Dans votre livre Amours, délices et orgues, vous racontez qu’il vous est arrivé d’improviser à l’église à la manière de Bach. C’était bien malin de votre part…
Je me levais parfois un peu tard le dimanche matin et je chantais en grégorien le commun de la messe que tout le monde connaissait. Mais pour le propre de la messe, j’ouvrais mon livre et comme je ne savais pas tellement bien lire le grégorien, j’improvisais et mon curé ne savait absolument pas faire la différence. Un jour, un bénédictin qui connaissait très bien le grégorien était là comme invité. Il m’a fait venir après la messe pour me dire que j’étais un petit coquin…
Vous n’êtes pas pratiquant, mais vous dites avoir toujours eu la fibre mystique.
Je ne suis pas un philosophe mystique, mais je crois à des choses. Comme je le disais à mon fils Fred dans le film Allegro ma non troppo qu’il a fait sur ma carrière: je ne peux pas croire qu’il n’y ait rien qui sous-tende ce grand mouvement de la vie. Mais quoi? Je n’ai jamais perdu la foi du charbonnier, j’ai une attitude positive vis-à-vis ce grand mouvement dont je fais partie. Il y a du rythme dans la nature, un oscillement depuis le début des temps et Dieu serait peut-être ce mouvement-là… Ce mystère m’intéresse. J’ai toujours été attiré par la magie de la liturgie. L’encens a imprégné mon petit monde d’enfant, d’autant plus que pour mes parents, tout ce qui avait rapport à la religion était quelque chose de positif. Je me souviens que très jeune, on chantait les célébrations du Vendredi saint avec beaucoup de plaisir. Ce n’était pas une obligation.
En ce moment, vous travaillez justement à l’écriture d’un requiem.
Quand on a 80 ans, une demande de requiem, ça porte à réfléchir… J’écris ce requiem en restant très proche du texte. Beaucoup de compositeurs du temps passé mettaient une musique joyeuse sur le Kyrie. Moi, j’ai fait une complainte, car le texte dit « Prends pitié ». L’inspiration de ce requiem, c’est l’interrogation. Qui sommes-nous, où allons-nous, que valons-nous, pourquoi tout ça ? J’ai des thèmes pour le Libera, le Dies irae, l’In paradisum, environ une dizaine de textes pour constituer un requiem d’une quarantaine de minutes. Au lieu de composer quelque chose de tendre ou de larmoyant pour l’In paradisum, je veux une chanson joyeuse. Je ne suis pas nécessairement les courants de la musique religieuse d’époque.

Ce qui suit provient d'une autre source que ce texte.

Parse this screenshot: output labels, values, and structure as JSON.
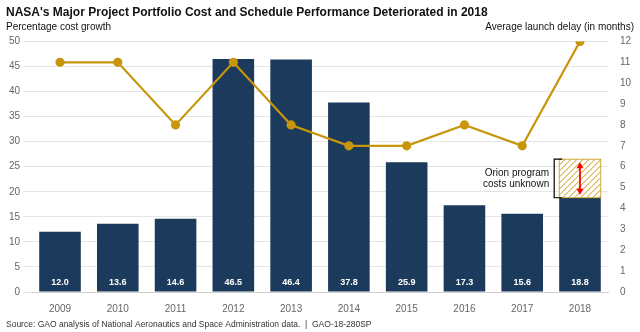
{
  "chart_data": {
    "type": "bar",
    "title": "NASA's Major Project Portfolio Cost and Schedule Performance Deteriorated in 2018",
    "ylabel": "Percentage cost growth",
    "y2label": "Average launch delay (in months)",
    "source": "Source: GAO analysis of National Aeronautics and Space Administration data.  |  GAO-18-280SP",
    "categories": [
      "2009",
      "2010",
      "2011",
      "2012",
      "2013",
      "2014",
      "2015",
      "2016",
      "2017",
      "2018"
    ],
    "series": [
      {
        "type": "bar",
        "color": "#1b3a5c",
        "values": [
          12.0,
          13.6,
          14.6,
          46.5,
          46.4,
          37.8,
          25.9,
          17.3,
          15.6,
          18.8
        ],
        "value_labels": [
          "12.0",
          "13.6",
          "14.6",
          "46.5",
          "46.4",
          "37.8",
          "25.9",
          "17.3",
          "15.6",
          "18.8"
        ],
        "data_labels": true
      },
      {
        "type": "line",
        "axis": "y2",
        "color": "#c8960c",
        "marker": "o",
        "values": [
          11.0,
          11.0,
          8.0,
          11.0,
          8.0,
          7.0,
          7.0,
          8.0,
          7.0,
          12.0
        ]
      }
    ],
    "ylim": [
      0,
      50
    ],
    "yticks": [
      0,
      5,
      10,
      15,
      20,
      25,
      30,
      35,
      40,
      45,
      50
    ],
    "y2lim": [
      0,
      12
    ],
    "y2ticks": [
      0,
      1,
      2,
      3,
      4,
      5,
      6,
      7,
      8,
      9,
      10,
      11,
      12
    ],
    "grid": true,
    "annotations": [
      {
        "type": "hatch",
        "category": "2018",
        "range": [
          18.8,
          26.5
        ],
        "color": "#c8960c",
        "text": "Orion program\ncosts unknown"
      },
      {
        "type": "arrow",
        "category": "2018",
        "range": [
          18.8,
          26.5
        ],
        "color": "red"
      }
    ]
  }
}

La musique religieuse semble avoir une grande efficacité pour ouvrir l’âme.
La musique en général est un stimulus qui ouvre le cœur et agit directement sur le cerveau. Et je crois que c’est pour ça que la musique a été associée à la pratique religieuse : elle porte à la réflexion, elle amène la pensée ailleurs. La musique a été employée à l’église dans le monde catholique, mais aussi chez les bouddhistes, les musulmans, les juifs. La musique grecque, qui est l’ancêtre de la musique grégorienne, a été utilisée dans les temples. Les premières musiques qui ont été utilisées au théâtre venaient directement de la musique religieuse.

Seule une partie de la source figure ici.